Было ноябрьское утро. Джулианна стояла у стола, украшенного кружевами, на котором блестели разбросанные бесчисленные маленькие современные вещицы, служащие для ухода за женской красотой. На ней был костюм из темной вишни: в руках она еще держала гребешок из светлой черепахи в серебряной оправе. Костюм строгого покроя подчеркивал элегантную стройность ее фигуры. Большой букет белых хризантем, стоявший на столе, подымался до ее плеча. Солнце бабьего лета проникало через окно, и в этом свете носился аромат шипра или каких-то других духов, которых я не мог разобрать.
- Какие теперь твои духи? - спросил я ее.
Она ответила:
- Crab-apple.
Я прибавил:
- Мне нравится.
Она взяла со стола флакон и протянула мне его.
И я долго вдыхал его запах, чтобы делать что-нибудь, чтобы иметь время приготовить какую-нибудь другую фразу. Но мне не удавалось рассеять своего смущения, вернуть свою уверенность. Я чувствовал, что всякая интимность между нами была кончена. Она стала казаться мне другой женщиной. Тем не менее, ария Орфея все еще звучала в моей душе, беспокоя меня:
"Что буду делать я без Эвридики?" В этом теплом золотистом свете, в этом нежном аромате, среди всех этих вещей, на которых лежал отпечаток женской грации, - отголосок старинной мелодии, казалось, пробуждал трепет какой-то таинственной жизни, разливал тень какой-то тайны.

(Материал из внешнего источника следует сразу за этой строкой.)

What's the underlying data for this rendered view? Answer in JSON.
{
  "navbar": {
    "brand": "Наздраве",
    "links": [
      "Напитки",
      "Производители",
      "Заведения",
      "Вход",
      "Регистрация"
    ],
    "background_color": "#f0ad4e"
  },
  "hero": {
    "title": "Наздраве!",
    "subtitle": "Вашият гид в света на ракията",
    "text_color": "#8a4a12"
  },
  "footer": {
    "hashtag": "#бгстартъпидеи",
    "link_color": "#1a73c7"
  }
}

- Как красива ария, которую ты только что напевала! - сказал я, повинуясь импульсу, происходящему от беспокойства.
- Очень красива! - воскликнула она.
Невольно хотелось задать один вопрос: "Но почему ты пела?" Я удержался и стал искать в самом себе причину беспокоившего меня любопытства.

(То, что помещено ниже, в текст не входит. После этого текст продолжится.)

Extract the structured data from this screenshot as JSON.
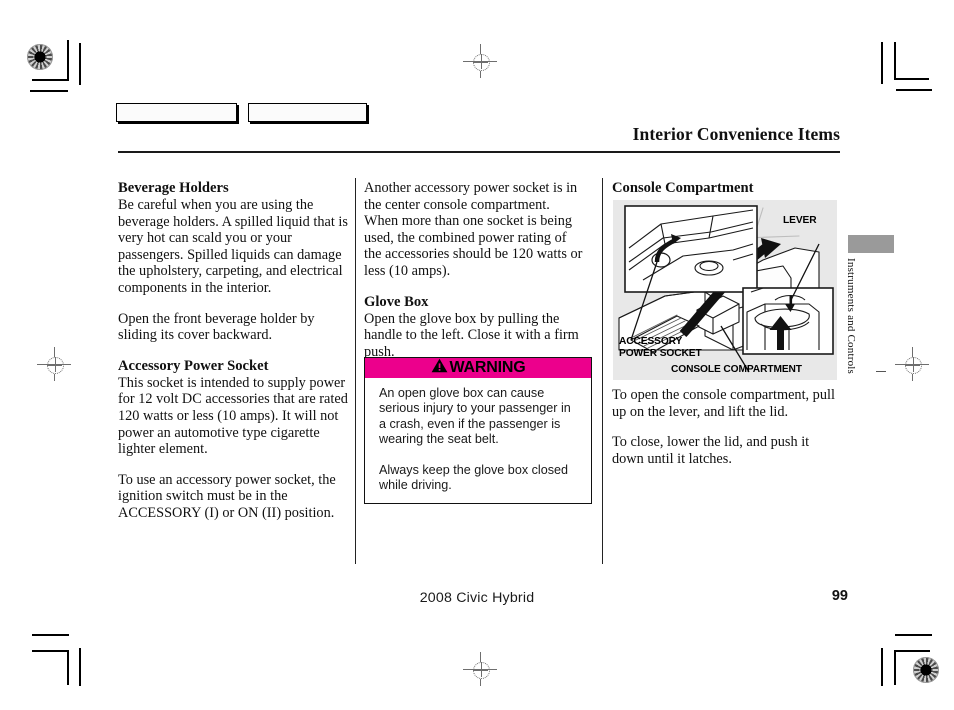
{
  "header": {
    "title": "Interior Convenience Items"
  },
  "columns": {
    "left": {
      "heading_1": "Beverage Holders",
      "body_1": "Be careful when you are using the beverage holders. A spilled liquid that is very hot can scald you or your passengers. Spilled liquids can damage the upholstery, carpeting, and electrical components in the interior.",
      "body_2": "Open the front beverage holder by sliding its cover backward.",
      "heading_2": "Accessory Power Socket",
      "body_3": "This socket is intended to supply power for 12 volt DC accessories that are rated 120 watts or less (10 amps). It will not power an automotive type cigarette lighter element.",
      "body_4": "To use an accessory power socket, the ignition switch must be in the ACCESSORY (I) or ON (II) position."
    },
    "middle": {
      "body_1": "Another accessory power socket is in the center console compartment. When more than one socket is being used, the combined power rating of the accessories should be 120 watts or less (10 amps).",
      "heading_1": "Glove Box",
      "body_2": "Open the glove box by pulling the handle to the left. Close it with a firm push."
    },
    "right": {
      "heading_1": "Console Compartment",
      "body_1": "To open the console compartment, pull up on the lever, and lift the lid.",
      "body_2": "To close, lower the lid, and push it down until it latches."
    }
  },
  "warning": {
    "title": "WARNING",
    "icon": "warning-triangle-icon",
    "header_color": "#ec008c",
    "paragraph_1": "An open glove box can cause serious injury to your passenger in a crash, even if the passenger is wearing the seat belt.",
    "paragraph_2": "Always keep the glove box closed while driving."
  },
  "illustration": {
    "name": "console-compartment-diagram",
    "background_color": "#e8e8e8",
    "callouts": {
      "lever": "LEVER",
      "accessory_power_socket": "ACCESSORY\nPOWER SOCKET",
      "console_compartment": "CONSOLE COMPARTMENT"
    }
  },
  "edge_tab": {
    "label": "Instruments and Controls",
    "color": "#9a9a9a"
  },
  "footer": {
    "model": "2008  Civic  Hybrid",
    "page_number": "99"
  }
}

Наступило молчание. Ногтем большого пальца она проводила по зубцам гребешка, и это производило легкий скрип. (Этот скрип - подробность, ясно сохранившаяся в моей памяти.)
- Ты одевалась, чтобы выйти. Так продолжай же, - сказал я.
- Мне остается одеть лишь кофточку и шляпу. Который теперь час?
- Без четверти одиннадцать.
- Ах, так поздно уже?
Она взяла шляпу и вуаль и села перед зеркалом. Я смотрел на нее. Другой вопрос приходил мне в голову: "Куда идешь?" Но я удержался и от этого вопроса, хотя он мог показаться совершенно естественным. И я продолжал внимательно смотреть на нее.